Sonra, Teyit.org Kurucusu Mehmet Atakan Foça’nın seri tweetleri geldi. Teyit’in çalışma sistemini tane tane açıklamakla beraber “Teyit’e artan saldırıların nedenleri” gibi genelleyici ifadeler ve polemikçi olmaktan kaçınmayan bir üslup kullanıyordu. Haklı olduğu taraflar vardı ama kişisel kızgınlığını ve hafif üstten bakışı gizleyemiyordu.

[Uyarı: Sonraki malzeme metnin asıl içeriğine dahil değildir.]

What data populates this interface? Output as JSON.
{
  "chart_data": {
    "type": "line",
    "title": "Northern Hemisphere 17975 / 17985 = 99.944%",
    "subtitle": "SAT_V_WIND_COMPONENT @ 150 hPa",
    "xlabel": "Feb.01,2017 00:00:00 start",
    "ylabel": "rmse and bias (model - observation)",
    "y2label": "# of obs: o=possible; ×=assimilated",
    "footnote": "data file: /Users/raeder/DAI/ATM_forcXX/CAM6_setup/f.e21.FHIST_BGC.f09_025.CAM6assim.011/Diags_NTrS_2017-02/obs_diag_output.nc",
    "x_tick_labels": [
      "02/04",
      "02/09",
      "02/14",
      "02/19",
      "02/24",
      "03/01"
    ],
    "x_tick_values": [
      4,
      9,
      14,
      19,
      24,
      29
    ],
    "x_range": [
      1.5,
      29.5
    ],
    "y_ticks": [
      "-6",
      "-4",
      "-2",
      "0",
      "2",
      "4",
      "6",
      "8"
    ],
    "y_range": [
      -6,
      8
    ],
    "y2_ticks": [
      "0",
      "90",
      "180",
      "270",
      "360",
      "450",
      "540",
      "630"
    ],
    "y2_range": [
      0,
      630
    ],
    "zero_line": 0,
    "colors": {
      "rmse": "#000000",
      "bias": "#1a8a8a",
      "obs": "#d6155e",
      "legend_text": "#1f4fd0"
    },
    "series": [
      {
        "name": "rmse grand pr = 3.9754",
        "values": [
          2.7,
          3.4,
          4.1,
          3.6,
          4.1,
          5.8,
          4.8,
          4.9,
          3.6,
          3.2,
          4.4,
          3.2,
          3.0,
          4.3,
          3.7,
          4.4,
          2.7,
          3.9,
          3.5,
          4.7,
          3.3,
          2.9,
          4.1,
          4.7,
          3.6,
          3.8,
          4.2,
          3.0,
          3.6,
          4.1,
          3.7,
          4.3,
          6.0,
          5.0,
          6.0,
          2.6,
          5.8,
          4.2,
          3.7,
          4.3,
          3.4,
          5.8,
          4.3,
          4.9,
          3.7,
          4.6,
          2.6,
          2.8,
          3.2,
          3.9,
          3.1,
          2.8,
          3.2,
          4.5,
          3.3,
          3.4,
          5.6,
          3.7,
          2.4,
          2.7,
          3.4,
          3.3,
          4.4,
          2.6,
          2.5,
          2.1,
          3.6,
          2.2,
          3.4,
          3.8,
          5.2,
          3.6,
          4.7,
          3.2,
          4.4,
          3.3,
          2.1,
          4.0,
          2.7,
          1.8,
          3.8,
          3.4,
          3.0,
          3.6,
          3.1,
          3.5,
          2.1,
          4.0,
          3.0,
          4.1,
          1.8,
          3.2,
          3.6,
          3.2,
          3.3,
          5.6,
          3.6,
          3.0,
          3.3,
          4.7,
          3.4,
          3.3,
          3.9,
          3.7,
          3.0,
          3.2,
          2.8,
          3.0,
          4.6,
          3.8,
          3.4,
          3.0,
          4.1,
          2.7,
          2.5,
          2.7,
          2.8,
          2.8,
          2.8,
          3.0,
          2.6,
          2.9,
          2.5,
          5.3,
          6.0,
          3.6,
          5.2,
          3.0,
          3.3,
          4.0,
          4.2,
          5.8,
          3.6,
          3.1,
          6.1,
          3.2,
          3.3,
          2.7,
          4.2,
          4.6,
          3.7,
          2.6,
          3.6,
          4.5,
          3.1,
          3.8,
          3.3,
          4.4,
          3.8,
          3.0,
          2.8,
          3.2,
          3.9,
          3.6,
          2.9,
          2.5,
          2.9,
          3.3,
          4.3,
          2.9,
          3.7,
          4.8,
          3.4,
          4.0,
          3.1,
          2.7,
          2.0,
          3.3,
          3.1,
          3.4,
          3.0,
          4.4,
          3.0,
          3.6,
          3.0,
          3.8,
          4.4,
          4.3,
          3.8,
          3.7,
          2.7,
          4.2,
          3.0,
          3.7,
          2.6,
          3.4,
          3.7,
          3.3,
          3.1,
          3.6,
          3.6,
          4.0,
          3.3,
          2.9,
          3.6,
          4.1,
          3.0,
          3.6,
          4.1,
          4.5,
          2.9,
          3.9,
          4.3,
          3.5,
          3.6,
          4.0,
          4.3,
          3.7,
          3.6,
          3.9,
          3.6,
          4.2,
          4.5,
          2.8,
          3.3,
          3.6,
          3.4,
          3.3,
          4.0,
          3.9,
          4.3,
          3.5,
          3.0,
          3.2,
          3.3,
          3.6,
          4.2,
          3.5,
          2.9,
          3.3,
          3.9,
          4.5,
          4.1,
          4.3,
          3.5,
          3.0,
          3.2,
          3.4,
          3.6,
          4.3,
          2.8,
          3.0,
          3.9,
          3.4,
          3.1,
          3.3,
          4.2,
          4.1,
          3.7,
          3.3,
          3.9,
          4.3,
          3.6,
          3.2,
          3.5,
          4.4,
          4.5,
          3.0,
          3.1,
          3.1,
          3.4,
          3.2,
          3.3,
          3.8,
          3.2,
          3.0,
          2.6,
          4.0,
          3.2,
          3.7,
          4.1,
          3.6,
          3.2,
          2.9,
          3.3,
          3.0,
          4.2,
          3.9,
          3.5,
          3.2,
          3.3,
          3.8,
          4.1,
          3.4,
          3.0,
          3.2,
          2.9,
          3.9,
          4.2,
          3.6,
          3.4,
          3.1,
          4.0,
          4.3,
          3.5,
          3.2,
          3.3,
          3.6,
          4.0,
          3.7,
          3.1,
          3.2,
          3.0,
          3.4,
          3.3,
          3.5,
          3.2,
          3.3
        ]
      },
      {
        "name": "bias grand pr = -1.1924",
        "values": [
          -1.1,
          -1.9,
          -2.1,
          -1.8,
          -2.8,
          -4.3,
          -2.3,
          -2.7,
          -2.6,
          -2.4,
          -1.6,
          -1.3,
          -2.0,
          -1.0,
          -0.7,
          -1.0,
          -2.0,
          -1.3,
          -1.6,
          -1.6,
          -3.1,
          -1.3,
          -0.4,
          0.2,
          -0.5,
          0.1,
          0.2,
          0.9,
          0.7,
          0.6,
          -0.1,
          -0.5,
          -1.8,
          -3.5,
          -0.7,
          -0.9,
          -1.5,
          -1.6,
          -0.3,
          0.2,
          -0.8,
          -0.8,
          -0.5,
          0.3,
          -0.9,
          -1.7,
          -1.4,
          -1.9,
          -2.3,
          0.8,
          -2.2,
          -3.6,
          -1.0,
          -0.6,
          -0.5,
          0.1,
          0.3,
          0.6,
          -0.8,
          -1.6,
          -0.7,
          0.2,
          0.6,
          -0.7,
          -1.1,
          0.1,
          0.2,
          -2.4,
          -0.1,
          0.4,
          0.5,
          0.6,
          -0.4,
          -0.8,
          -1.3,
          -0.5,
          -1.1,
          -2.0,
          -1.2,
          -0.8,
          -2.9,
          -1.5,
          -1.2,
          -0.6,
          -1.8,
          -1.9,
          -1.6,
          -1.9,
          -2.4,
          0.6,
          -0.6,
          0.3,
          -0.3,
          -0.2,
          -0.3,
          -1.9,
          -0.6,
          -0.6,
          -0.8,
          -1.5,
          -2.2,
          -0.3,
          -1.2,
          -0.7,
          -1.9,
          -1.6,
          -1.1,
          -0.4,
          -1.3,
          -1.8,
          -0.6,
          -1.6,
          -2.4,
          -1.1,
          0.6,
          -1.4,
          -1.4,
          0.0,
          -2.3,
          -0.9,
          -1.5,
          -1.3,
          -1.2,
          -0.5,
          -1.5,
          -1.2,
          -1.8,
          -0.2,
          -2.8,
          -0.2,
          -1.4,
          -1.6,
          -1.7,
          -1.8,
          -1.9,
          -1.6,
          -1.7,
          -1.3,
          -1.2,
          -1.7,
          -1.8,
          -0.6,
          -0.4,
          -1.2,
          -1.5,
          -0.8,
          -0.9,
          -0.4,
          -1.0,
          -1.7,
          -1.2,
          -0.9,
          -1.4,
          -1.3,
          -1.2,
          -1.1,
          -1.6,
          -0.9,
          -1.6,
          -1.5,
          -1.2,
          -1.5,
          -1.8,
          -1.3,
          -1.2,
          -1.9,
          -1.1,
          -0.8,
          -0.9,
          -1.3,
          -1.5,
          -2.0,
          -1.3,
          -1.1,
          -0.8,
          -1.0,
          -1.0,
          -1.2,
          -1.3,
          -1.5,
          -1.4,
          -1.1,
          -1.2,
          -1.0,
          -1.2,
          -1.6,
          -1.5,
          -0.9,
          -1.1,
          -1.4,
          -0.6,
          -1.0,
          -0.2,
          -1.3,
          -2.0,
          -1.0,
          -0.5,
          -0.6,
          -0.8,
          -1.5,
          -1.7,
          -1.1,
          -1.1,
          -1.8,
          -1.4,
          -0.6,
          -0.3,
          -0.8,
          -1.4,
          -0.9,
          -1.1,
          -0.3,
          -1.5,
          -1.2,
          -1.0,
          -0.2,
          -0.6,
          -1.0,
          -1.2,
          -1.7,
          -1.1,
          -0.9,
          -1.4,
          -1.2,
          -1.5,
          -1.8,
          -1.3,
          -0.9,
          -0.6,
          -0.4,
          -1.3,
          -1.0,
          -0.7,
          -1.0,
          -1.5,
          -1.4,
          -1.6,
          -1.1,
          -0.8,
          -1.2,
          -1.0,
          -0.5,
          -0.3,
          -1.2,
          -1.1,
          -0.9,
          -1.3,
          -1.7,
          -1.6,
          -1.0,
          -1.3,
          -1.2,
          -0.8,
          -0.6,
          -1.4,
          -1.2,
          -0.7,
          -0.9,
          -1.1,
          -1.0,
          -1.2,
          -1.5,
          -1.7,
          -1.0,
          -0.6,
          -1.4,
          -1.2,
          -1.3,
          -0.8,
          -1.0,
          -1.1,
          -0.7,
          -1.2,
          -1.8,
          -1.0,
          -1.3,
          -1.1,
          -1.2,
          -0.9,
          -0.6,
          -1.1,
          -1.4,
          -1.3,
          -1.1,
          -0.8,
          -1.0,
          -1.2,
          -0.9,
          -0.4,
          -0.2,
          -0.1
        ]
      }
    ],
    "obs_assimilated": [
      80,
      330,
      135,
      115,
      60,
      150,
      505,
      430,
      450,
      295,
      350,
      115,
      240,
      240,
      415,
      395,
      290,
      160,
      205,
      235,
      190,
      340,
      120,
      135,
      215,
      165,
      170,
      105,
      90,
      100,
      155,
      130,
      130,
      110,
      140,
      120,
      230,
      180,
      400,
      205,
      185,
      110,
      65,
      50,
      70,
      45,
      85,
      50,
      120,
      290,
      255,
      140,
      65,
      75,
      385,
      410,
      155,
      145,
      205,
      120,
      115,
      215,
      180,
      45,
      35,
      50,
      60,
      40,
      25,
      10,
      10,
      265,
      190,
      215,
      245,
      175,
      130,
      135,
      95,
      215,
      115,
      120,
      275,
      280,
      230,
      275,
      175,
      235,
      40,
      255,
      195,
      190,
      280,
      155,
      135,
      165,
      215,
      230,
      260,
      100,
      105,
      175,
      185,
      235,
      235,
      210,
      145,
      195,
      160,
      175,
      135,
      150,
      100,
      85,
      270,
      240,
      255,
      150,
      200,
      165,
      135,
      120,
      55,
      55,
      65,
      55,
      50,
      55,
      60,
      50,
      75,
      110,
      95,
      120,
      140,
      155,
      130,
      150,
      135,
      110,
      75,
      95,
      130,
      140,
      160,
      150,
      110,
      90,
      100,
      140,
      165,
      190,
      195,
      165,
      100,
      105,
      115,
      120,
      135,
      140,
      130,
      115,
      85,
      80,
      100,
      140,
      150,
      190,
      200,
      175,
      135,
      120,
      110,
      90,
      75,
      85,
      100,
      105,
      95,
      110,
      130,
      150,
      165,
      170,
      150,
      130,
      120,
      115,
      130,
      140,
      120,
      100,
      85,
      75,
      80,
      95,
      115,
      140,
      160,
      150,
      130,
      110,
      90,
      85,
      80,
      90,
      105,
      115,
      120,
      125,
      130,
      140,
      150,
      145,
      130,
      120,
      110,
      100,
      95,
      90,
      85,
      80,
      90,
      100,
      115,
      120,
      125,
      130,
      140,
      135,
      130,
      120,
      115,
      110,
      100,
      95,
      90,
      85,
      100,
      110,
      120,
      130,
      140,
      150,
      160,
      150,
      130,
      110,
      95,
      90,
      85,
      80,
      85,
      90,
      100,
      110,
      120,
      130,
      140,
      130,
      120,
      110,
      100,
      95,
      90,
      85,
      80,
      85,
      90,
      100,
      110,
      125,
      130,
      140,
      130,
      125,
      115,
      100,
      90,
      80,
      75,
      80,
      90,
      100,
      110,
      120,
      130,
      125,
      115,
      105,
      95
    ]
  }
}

Teyit, iktidar medyasını koruyor iddiasına da muhalefete yakın medyayı koruyor iddiasına da aynı oranda katılmam. Yandaş medyayı koruyacak bir kuruluş, polisin yayımladığı videoyu teyit etmez zaten. Görünen o ki, bir iş eksik yapılmış. Olabilir, insan işidir. Ancak sistematik saldırı olduğunu, gelir kaybı yüzünden yaşandığını, birilerinin canını yaktığını düşünseniz dahi bunları belirten polemiklere girerseniz, ‘hakem’ konumunu korumak zorlaşır. Bu, futbol maçının hakeminin maçtan sonra yayına bağlanıp yorumcular ve takımlarla tartışmaya girmesine benzer. Konu ne olursa olsun taraf olmuştur artık. Bu tarz açıklamalar, son derece kurumsal bir dille yapılır, eksik varsa düzeltilir, hata varsa özür dilenir. Doğrulama gibi aşırı derecede güvene dayanan bir işin içindeyseniz, polemikçi üslup sadece polemiği yapana değil, hakikatin peşinde olan herkese zarar verir. “Biz hakikat için savaşıyoruz, onlar canı yandığı için bize saldırıyor” tarzı iddialaşmaların bana kalırsa bu işte yeri yok. Bir doğrulama kuruluşunun önemine ve sosyal medya kuyusunda sözüne güvenebileceğimiz birilerinin kalmasının değerine inanan biri olarak bu tartışmayı son derece üzücü ve tehlikeli buldum. Gazetecinin işi doğrulanmak zorunda kalmayacağı bir haber yapmaktır evet ama doğrulama kuruluşunun işi de olayları asla kişiselleştirmemektir.